Comment se faut-il conduire à l’egard des personnes qui ne sont pas de condition libre à se separer, comme seroient le frere & la sœur, ou autres proches parens, qui demeurant dans une mesme maison, commettroient ordinairement le peché d’impureté ?

Premierement le Confesseur doit trouver s’il est possible quelque expedient, & le faire prendre à son penitent, pour se separer, & pour quitter la maison de son pere ; comme de conseiller à une personne de basse naissance de se mettre en service, ou d’apprendre un mestier ; & à celuy qui seroit de condition, d’aller aux études, de faire quelque voyage, de prendre quelque employ. En second lieu si cela ne se pouvoit faire, il faudroit leur deffendre toute sorte de privauté, leur ordonner de ne se point trouver seuls ensemble, leur imposer quelques prieres & quelque penitence convenable, & les éprouver pendant un temps notable, pour reconnoistre avant que de leur donner l’absolution s’ils se rendent fidelles à ce qui leur aura esté prescrit.

Que doit faire le Confesseur à l’egard des personnes qui alleguent pour excuse : Ie ne puis quitter cette occasion, ny sortir de cette maison, parceque je perdrois ma fortune, & tomberois dans la necessité ?

Il doit leur representer les paroles que Nostre Seigneur dit en S. Matth. à tous les chrestiens : Cherchez devant toutes choses le royaume de Dieu , c’est a dire ma gloire, & vostre salut, & soyez assurez que le reste vous sera accordé  ; leur faisant entendre neanmoins que quand Dieu permettroit pour exercer leur patience, & pour accroître leur merite, qu’ils se vissent reduits dans la derniere pauvreté pour un temps, & mesme pour toute leur vie, il vaudroit mieux estre pauvre, & faire son salut, que d’estre à son aise en ce monde, & se trouver à la fin de ses jours engagé dans une eternité malheureuse. Et il doit demeurer ferme à leur refuser l’absolution, jusques à ce qu’ils ayent entierement quitté l’occasion prochaine de leur peché.

Que doit faire le Confesseur à l’egard d’un maistre qui dit : Ie ne puis congedier cette servante, parcequ’elle est necessaire à mon menage ?

Il luy doit representer ces autres paroles de Nostre Seigneur en S. Matth. Si ton pied, ta main, ou ton œil te scandalisent, couppe les, arrache les, & jette les loin de toy  : pour nous apprendre qu’il nous faut separer des personnes qui nous sont occasion de peché, quoyqu’elles nous fussent aussy necessaires que l’œil, la main, ou le pied le sont au service de l’homme.

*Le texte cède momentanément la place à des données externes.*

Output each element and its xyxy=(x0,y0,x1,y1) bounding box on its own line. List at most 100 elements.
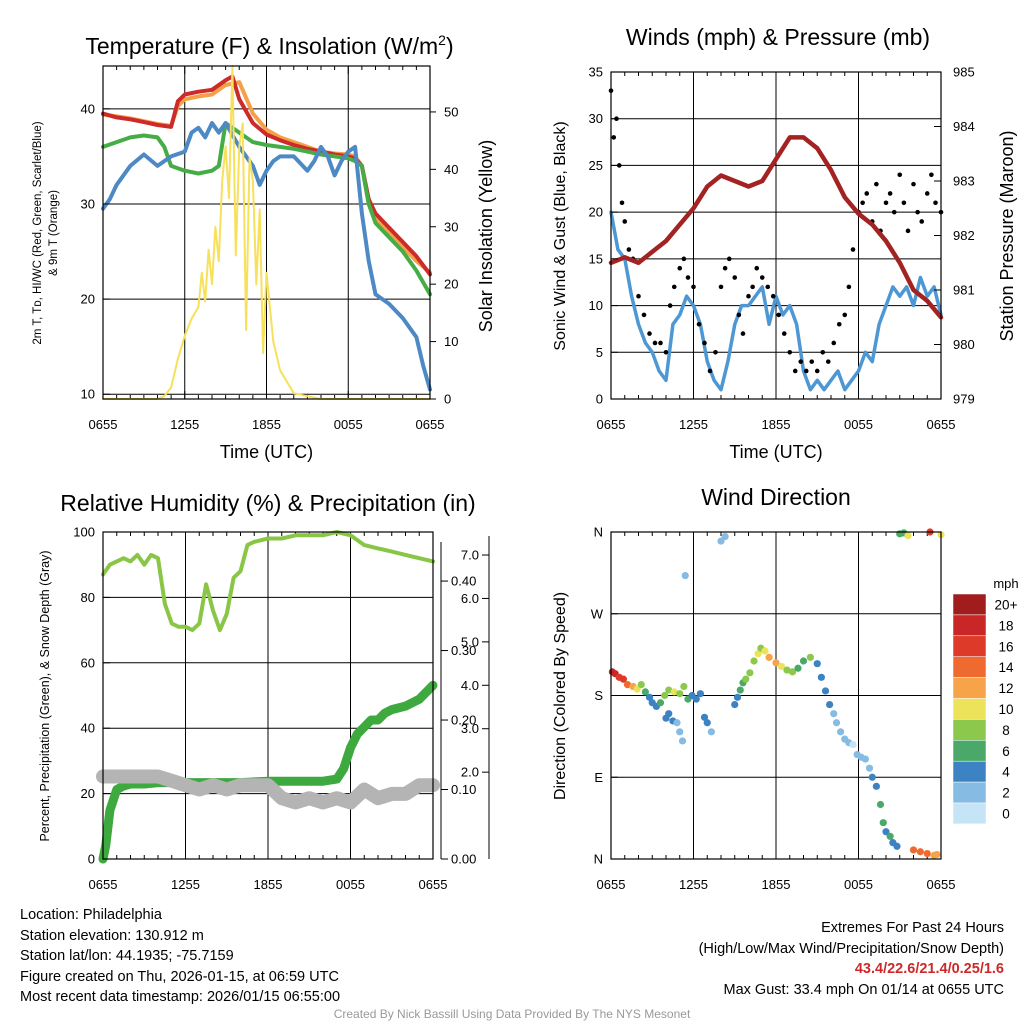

Que doit-il faire à l’egard de quelques autres qui disent : Ie quitterois volontiers cette occasion, je m’abstiendrois de bon cœur de cette frequentation ; mais si je le fais on en croira du mal, j’en seray deshonoré, ou je seray cause que cette personne le sera ?

Le Confesseur leur pourroit dire : Ou l’on croit qu’il y a déja du mal, ou l’on ne le croit pas : si on le croid, il y a moins de scandale à vous en separer promptement, & si on ne le croid pas vous ne devez pas craindre que cette separation vous fasse aucun tort : mais quand elle pourroit faire soupçonner quelque mal, il faut preferer vostre salut à la crainte de ce soupçon.

Qu’entend-on par le peché d’habitude pour lequel le Confesseur est obligé de refuser, ou de differer l’absolution ?

On entend un peché mortel que l’on s’est accoutumé de commettre par beaucoup d’actions qu’on en a faites, en sorte qu’on se trouve dans une tres-grande difficulté, & dans une impuissance morale de s’empescher de le commettre, à moins que le cœur ne soit fort changé, & qu’on ne se soit beaucoup combattu.

D’où vient cette grande difficulté, ou cette impuissance de quitter le peché auquel nous avons habitude ?

Elle vient tant de la corruption de la nature, que de l’inclination vitieuse fortifiée par les actes reïterez, comme aussy de la grande puissance qu’a le demon sur le pecheur qu’il s’est assujetti : Funiculus triplex difficilè rumpitur  :

Si le Confesseur trouve qu’une personne à qui il a differé l’absolution, & qui est dans le cours de sa penitence tombe moins souvent dans son peché d’habitude, comment se doit-il comporter à son égard ?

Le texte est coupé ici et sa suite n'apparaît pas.